No entanto, o crucial é que o tradutor não pode sentir que está “enfrentando” o autor, devendo, isto sim, criar com ele uma forma de parceria mental. Ajuda conhecer a vida e o tempo do escritor, porém o bom mesmo é penetrar de corpo e alma no texto e, pouco a pouco, discernir a arquitetura do edifício ficcional, quais os materiais semânticos que estão sendo usados, qual a melhor correspondência daquilo com o vernáculo. Por isso, é sempre prazeroso voltar a trabalhar com algum autor, sentindo a mesma alegria que se tem ao visitar um amigo: já conhecemos certos truques de estilo, certas construções mais costumeiras, até mesmo certas manias. E, às vezes, sobretudo quando se trabalha à noite, é possível imaginar que o autor sussurra aquela palavra que você estava procurando em vão.
Graças a essa relação mágica que pode se estabelecer entre escritor e seu intérprete, entendo que o produto ideal é um texto que faça o leitor brasileiro sentir que está lendo algo recentemente escrito em português. E isso, repito, sem tomar liberdades com o original, respeitando o tom e o estilo do autor, sendo tão literal quanto possível. Não tenho nenhuma fórmula ou receita que garanta esse efeito, mas, como só traduzo do inglês, sinto a necessidade de mudar com grande frequência a ordem das palavras ou das orações numa frase, assim como, obviamente, reduzir ao mínimo os pronomes pessoais obrigatórios no original. Outra necessidade é encontrar equivalentes no vernáculo às expressões idiomáticas, que se tornam ridículas quando traduzidas literalmente por quem não as conhece. São coisas assim, muitas vezes pequenas, que, acumuladas, tornam o texto mais fácil de ler e fazem toda a diferença. E um bom teste é, na dúvida, ler o que foi traduzido em voz alta: o ouvido é mais exigente que os olhos.
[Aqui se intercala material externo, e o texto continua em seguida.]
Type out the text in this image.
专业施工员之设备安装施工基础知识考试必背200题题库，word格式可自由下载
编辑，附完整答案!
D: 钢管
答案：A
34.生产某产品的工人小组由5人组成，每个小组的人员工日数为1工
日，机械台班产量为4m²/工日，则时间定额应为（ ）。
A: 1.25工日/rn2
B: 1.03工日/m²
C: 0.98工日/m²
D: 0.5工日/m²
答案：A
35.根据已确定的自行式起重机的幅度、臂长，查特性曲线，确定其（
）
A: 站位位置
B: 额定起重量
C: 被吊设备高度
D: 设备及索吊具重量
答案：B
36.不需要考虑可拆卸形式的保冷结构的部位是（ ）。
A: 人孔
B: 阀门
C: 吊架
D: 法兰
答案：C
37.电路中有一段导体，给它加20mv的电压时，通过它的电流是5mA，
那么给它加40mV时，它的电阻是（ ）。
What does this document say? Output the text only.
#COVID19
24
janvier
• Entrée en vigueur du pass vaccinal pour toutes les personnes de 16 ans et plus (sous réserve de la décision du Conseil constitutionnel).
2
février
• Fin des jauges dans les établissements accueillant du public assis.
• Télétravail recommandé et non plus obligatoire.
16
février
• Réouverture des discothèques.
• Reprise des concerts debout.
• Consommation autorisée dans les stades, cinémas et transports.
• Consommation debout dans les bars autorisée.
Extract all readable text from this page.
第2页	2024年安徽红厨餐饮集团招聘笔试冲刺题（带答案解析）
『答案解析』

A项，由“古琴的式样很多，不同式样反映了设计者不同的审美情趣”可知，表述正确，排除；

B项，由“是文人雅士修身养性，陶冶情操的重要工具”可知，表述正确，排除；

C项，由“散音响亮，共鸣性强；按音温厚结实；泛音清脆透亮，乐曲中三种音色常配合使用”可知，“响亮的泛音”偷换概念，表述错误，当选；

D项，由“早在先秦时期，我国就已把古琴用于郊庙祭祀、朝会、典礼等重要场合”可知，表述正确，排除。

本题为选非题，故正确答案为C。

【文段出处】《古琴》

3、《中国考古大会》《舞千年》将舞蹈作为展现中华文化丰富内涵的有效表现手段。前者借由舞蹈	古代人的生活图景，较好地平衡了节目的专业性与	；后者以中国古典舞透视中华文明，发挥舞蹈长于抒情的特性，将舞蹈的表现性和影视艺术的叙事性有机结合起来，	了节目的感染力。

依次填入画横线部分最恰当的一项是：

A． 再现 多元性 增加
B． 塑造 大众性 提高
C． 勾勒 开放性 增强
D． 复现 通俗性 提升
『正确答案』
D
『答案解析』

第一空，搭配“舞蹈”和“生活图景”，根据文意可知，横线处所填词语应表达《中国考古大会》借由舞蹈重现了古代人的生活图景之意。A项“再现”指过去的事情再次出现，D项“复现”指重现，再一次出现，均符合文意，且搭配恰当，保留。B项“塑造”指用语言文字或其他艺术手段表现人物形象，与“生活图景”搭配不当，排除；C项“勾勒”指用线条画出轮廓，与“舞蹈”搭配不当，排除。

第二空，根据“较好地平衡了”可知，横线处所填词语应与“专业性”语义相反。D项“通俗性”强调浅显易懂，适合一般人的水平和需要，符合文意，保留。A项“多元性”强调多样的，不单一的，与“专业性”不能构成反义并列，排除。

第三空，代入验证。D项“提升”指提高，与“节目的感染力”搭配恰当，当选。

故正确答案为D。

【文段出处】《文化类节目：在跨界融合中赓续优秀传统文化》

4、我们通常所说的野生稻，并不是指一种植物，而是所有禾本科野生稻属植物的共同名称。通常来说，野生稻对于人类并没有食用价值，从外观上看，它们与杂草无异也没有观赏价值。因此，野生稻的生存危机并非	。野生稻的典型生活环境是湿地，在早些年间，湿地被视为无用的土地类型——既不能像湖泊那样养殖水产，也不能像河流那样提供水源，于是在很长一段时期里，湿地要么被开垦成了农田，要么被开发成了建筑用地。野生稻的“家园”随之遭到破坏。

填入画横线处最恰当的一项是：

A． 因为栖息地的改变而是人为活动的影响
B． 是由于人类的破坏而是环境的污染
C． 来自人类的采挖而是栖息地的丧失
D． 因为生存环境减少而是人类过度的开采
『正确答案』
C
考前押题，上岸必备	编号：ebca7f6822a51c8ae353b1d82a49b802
Enfim, acho que a tradução teve e tem importância na minha vida por oferecer uma janela através da qual posso enxergar um outro mundo riquíssimo que nada tem a ver com as preocupações cotidianas – o que no fundo constitui a razão de ser de toda a literatura. Mas costumo dizer que a tradução é minha nave espacial e, em último caso, um aparelho de ginástica neurônica que combate a senilidade em todas as suas formas. E, com as devidas vênias que aprendemos com nossos eminentes juristas, confesso que nunca li um livro teórico sobre tradução, e não pretendo fazê-lo.